In the role of Member of a Profession, the nurse assumes accountability and responsibility for one’s own actions, and practices within the boundaries of the Texas Nursing Practice Act, the Nurse’s Code of Ethics, and established standards of practice, policies and procedures.  An important responsibility for the professional nurse is that of client advocate, who often collaborates with the interdisciplinary team to identify unmet needs from a holistic perspective. The nurse is to display a professional image and conduct him/herself in a professional manner, including the provision of nursing care in a caring, non-judgmental, nondiscriminatory manner. Graduates are expected to demonstrate an attitude of openness and kindness in interpersonal relationships, focus on the needs of others, and communication effectively with members of the health care team, clients and families. The graduate nurse is to maintain currency in practice through continuing education. Graduates are encouraged to participate in activities that promote the profession of nursing, such as participating on organizational committees, within professional organizations, and for staying informed about issues and trends affecting the practice of professional nursing.

PROGRAM OUTCOMES

Upon completion of the program, the graduate will demonstrate competency in the following roles:

As Provider of Care:             

  1. Determine the health status and health needs of clients* based upon interpretation of health data and preventive health practices in collaboration with clients and interdisciplinary health care team members.
  2. Formulate goals/outcomes and plan of care based on nursing diagnoses in collaboration with clients and interdisciplinary health care team members. (i.e., nursing process)
  3. Implement plan of care within legal and ethical parameters, including scope of practice, in collaboration with the client and interdisciplinary health care team to assist client in meeting health care needs.
  4. Develop and implement teaching plans for clients concerning promotion, maintenance, and restoration of health.
  5. Evaluate clients= responses and outcomes to therapeutic interventions.
  6. Provide for the care of multiple clients either through direct care or assignment and/or delegation of care to other members of the health care team.
  7. Use critical thinking approach to analyze clinical data and current literature as a basis for decision making in nursing practice.

As Coordinator of Care:

  1. Coordinate human and material resources for the provision of care for clients.
  2. Collaborate with clients and the interdisciplinary health care team for the planning and delivery of care.
  3. Refer clients to resources that facilitate continuity of care.
  4. Function within the organizational framework of various health care settings.

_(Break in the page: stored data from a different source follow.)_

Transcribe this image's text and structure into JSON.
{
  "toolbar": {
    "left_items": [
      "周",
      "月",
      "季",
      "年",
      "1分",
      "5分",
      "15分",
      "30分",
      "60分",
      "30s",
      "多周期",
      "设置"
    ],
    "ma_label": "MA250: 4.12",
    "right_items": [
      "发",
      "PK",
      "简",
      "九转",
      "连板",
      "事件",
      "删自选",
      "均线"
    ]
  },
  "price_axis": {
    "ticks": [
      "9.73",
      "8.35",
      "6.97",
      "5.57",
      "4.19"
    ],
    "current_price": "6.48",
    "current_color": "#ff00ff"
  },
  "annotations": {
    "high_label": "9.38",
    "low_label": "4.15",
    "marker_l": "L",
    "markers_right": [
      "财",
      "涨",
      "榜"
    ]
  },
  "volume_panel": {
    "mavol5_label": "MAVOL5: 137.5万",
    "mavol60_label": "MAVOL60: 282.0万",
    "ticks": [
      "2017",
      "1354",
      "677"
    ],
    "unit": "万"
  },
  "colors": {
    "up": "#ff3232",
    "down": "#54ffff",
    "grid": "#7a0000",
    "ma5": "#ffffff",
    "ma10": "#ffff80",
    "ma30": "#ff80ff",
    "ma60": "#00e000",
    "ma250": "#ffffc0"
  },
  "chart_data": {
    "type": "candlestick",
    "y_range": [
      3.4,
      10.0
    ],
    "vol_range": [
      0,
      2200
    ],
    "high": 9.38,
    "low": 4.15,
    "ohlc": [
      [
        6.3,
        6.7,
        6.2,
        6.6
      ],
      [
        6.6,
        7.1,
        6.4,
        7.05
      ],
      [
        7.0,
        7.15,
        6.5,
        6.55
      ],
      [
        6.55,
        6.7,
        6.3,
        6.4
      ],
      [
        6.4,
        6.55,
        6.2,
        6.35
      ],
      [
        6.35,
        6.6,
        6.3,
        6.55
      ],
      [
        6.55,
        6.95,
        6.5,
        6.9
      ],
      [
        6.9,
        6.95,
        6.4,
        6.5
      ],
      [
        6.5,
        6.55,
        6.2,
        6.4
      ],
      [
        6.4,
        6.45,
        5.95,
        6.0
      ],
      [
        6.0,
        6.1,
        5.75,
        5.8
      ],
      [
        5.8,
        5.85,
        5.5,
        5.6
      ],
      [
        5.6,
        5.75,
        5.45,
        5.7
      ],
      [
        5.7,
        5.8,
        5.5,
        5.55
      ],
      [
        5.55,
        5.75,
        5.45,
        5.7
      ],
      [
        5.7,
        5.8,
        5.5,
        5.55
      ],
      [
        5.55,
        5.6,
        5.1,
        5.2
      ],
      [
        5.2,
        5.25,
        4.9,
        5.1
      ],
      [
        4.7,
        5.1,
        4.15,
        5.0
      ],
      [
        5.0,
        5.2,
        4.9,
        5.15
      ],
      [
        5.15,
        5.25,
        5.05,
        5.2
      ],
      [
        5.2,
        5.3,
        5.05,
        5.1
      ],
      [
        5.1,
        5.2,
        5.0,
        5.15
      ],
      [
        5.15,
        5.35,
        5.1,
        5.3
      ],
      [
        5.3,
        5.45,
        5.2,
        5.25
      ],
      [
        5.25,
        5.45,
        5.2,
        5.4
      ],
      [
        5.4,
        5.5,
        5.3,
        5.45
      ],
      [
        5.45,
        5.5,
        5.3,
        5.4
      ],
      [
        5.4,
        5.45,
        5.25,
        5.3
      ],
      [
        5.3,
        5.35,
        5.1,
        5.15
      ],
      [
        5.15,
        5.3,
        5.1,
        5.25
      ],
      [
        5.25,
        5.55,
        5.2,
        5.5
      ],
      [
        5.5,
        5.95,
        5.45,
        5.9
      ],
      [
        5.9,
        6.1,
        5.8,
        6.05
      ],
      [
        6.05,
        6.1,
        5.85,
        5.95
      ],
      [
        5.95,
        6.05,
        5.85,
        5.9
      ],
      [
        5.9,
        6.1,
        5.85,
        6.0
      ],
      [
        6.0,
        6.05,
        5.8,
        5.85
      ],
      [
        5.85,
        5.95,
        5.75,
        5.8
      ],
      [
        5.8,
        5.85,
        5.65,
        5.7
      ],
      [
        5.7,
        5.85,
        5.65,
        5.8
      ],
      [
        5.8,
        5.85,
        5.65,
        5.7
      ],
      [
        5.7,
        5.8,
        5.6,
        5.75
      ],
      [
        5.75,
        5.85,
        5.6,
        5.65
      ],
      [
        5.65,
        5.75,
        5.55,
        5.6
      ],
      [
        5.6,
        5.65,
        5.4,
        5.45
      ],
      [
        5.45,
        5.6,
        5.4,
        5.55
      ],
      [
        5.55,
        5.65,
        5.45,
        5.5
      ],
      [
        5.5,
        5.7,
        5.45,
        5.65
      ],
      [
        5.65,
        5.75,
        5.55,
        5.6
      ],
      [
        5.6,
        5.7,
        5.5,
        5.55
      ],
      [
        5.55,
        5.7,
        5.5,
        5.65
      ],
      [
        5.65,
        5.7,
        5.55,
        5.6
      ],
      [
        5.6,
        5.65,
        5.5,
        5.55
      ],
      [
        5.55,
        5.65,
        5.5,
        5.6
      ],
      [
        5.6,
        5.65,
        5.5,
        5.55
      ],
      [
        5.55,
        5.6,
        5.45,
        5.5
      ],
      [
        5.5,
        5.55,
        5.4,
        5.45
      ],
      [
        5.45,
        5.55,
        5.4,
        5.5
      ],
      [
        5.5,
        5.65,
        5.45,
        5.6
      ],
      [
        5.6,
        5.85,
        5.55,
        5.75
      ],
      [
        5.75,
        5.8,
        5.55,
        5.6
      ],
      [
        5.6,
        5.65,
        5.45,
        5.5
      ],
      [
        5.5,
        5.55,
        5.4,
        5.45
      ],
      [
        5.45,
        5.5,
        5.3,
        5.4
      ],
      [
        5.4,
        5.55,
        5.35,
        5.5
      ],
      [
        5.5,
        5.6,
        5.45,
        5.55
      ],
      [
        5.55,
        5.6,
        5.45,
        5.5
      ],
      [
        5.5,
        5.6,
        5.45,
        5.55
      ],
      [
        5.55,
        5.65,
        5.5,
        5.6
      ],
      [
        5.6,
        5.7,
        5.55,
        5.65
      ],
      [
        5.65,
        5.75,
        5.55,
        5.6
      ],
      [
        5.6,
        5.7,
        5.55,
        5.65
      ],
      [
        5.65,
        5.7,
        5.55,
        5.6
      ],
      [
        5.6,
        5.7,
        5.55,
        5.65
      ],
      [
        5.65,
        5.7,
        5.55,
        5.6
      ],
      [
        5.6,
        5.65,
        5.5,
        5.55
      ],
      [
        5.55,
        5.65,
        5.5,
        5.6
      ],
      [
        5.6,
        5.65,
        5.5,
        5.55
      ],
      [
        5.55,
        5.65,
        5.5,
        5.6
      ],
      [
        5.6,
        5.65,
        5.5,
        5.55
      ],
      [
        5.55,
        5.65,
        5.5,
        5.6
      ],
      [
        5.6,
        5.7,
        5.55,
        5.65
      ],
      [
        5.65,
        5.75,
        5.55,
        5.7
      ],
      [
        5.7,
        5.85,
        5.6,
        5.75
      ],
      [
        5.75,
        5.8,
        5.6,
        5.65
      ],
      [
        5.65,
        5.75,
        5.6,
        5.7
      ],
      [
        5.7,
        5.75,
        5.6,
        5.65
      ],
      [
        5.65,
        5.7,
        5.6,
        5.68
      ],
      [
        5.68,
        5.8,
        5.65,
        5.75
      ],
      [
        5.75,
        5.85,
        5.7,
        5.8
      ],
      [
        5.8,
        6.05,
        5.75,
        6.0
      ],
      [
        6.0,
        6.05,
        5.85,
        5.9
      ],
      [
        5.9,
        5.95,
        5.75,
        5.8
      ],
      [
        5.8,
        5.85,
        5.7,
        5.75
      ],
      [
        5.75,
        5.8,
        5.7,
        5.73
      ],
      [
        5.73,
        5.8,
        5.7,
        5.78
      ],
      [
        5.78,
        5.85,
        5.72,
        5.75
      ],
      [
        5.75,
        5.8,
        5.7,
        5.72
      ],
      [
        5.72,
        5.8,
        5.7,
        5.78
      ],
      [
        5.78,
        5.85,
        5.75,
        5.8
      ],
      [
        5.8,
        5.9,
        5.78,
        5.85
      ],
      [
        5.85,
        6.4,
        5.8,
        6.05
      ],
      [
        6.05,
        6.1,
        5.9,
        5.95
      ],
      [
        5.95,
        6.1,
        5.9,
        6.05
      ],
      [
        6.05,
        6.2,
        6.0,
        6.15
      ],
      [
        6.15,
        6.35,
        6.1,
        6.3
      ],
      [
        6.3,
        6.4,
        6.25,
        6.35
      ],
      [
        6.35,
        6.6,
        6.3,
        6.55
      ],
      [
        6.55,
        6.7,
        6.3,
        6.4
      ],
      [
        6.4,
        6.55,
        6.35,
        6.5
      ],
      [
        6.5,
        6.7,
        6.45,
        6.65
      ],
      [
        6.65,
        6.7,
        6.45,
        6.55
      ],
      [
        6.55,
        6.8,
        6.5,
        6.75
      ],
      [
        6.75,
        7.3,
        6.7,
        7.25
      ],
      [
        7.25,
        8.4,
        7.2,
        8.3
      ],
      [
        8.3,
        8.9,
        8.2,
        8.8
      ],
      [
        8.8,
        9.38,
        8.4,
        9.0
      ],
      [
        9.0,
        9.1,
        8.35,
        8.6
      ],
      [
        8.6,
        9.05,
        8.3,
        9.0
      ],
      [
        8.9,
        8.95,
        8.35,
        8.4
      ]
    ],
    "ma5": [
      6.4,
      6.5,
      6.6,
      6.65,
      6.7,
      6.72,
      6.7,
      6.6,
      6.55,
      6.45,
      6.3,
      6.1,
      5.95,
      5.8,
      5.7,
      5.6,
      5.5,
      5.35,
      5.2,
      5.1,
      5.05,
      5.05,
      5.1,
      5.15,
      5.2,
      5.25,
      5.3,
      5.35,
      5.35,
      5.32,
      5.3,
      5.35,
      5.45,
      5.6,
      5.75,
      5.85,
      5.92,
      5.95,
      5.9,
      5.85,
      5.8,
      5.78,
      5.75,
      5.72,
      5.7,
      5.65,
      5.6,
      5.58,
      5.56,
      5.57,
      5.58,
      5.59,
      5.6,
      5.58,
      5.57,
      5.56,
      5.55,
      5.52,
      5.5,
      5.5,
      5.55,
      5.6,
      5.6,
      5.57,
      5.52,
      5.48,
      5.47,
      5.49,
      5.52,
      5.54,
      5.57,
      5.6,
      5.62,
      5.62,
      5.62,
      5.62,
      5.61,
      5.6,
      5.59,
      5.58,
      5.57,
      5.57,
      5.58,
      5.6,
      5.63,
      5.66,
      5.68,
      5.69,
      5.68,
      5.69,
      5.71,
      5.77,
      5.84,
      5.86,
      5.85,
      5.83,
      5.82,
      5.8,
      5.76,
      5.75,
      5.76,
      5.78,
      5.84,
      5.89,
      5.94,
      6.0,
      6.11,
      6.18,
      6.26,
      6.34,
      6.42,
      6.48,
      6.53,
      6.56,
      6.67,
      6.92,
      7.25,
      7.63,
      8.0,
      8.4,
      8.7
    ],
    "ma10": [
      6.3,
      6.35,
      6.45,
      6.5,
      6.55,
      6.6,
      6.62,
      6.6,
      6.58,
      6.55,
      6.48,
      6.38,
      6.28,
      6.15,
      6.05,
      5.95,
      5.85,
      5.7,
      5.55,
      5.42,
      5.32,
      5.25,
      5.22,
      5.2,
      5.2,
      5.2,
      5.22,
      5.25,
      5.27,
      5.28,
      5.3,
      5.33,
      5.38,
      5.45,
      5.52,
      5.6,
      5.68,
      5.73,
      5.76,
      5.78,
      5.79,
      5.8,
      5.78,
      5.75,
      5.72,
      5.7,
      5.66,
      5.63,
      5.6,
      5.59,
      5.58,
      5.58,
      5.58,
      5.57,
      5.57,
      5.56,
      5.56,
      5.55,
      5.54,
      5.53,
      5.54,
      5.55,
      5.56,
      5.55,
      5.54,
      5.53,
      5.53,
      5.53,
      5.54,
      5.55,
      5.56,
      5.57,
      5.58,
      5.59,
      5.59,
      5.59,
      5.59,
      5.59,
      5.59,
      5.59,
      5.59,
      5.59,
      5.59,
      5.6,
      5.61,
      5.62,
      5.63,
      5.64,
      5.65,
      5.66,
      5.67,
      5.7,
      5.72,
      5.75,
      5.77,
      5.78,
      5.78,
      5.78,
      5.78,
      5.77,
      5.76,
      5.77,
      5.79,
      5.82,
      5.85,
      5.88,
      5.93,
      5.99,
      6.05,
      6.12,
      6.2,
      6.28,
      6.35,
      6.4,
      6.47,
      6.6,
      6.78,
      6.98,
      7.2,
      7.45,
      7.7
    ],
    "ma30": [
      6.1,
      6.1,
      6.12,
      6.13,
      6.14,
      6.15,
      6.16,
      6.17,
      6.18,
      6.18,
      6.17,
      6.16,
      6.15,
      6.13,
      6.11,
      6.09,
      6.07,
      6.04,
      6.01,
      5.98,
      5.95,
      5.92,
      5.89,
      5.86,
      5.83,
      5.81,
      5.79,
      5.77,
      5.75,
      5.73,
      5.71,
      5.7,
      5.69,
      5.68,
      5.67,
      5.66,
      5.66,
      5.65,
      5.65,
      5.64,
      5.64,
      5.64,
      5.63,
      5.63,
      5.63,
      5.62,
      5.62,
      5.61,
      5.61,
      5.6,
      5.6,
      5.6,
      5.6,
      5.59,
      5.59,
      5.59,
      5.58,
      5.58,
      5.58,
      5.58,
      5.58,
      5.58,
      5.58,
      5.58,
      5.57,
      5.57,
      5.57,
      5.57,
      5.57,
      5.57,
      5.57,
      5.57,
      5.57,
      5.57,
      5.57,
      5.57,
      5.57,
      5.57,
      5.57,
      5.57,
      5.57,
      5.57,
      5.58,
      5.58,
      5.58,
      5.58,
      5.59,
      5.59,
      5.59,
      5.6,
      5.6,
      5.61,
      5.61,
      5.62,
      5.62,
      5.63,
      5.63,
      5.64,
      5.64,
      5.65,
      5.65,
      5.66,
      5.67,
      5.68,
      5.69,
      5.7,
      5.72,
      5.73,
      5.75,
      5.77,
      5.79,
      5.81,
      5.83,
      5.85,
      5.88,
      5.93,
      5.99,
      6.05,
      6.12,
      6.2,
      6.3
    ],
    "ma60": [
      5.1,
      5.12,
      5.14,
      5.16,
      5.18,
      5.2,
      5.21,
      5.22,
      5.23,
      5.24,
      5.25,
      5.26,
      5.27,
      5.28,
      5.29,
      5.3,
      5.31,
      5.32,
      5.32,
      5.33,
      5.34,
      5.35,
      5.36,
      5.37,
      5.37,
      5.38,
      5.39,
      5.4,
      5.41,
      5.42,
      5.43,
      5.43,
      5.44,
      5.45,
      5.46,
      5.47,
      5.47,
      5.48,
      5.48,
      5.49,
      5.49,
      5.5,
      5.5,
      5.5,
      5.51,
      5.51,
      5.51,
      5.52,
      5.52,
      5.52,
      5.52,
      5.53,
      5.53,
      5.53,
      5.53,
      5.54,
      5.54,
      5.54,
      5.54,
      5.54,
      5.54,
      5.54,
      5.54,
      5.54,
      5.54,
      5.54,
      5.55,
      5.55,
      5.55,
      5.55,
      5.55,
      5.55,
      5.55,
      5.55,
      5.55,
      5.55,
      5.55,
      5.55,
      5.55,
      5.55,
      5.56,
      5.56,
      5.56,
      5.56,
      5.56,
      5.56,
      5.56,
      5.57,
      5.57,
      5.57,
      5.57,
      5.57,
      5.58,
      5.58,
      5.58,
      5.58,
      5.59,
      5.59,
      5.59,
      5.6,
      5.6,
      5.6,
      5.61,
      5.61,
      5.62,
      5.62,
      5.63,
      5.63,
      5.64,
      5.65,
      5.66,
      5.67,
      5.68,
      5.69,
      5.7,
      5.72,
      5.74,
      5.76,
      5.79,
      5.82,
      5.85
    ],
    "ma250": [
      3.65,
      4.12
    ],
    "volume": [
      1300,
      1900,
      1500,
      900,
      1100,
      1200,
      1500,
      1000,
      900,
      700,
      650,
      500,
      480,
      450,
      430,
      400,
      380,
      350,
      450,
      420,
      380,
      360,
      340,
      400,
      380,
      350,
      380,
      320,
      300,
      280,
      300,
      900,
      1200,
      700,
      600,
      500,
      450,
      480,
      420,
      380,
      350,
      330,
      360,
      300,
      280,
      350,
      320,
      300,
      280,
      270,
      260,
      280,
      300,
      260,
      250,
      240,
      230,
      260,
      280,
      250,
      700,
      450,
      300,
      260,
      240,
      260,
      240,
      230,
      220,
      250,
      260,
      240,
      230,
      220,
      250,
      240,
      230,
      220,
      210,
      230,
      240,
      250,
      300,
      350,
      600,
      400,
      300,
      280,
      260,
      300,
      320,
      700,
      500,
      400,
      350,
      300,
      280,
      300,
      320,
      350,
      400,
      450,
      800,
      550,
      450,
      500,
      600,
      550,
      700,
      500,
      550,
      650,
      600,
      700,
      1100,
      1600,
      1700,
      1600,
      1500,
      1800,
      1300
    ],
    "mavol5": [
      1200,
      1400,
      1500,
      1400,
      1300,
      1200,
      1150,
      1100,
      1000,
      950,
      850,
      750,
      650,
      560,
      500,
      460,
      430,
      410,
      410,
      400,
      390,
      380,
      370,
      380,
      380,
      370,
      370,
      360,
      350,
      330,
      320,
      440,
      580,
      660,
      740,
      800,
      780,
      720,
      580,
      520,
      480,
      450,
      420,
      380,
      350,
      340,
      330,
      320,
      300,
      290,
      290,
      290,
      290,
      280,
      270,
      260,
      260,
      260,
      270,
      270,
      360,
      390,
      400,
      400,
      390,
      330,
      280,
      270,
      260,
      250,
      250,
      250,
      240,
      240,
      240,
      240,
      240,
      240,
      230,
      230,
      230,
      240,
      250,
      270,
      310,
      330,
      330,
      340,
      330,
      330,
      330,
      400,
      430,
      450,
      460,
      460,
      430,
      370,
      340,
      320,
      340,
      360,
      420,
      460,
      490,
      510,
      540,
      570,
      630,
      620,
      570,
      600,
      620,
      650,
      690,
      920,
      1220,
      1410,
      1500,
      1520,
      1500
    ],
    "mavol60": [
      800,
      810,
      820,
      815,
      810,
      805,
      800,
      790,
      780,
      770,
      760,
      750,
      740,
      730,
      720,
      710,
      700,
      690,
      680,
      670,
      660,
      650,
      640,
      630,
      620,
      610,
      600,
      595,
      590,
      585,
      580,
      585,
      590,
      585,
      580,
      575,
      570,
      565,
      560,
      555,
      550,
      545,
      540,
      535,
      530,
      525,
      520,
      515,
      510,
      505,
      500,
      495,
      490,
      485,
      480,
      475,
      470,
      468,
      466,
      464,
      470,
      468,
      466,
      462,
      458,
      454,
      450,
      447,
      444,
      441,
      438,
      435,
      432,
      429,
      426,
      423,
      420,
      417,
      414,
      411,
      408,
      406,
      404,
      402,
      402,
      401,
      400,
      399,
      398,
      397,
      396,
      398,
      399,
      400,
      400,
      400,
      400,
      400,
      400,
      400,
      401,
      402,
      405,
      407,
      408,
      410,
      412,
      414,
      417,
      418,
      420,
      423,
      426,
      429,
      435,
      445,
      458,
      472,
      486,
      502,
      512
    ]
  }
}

As Member of a Profession:

  1. Assume accountability and responsibility for the quality of nursing care provided to clients.
  2. Act as an advocate to promote the provision of quality health care for clients.
  3. Participate in activities that promote the development and practice of professional nursing.
*The Differentiated Entry Level Competencies of Graduates of Texas Nursing Programs defines ‘client’ for the associate degree entry level into practice as ‘individual and family.’ Texas Board of Nursing, September, 2002.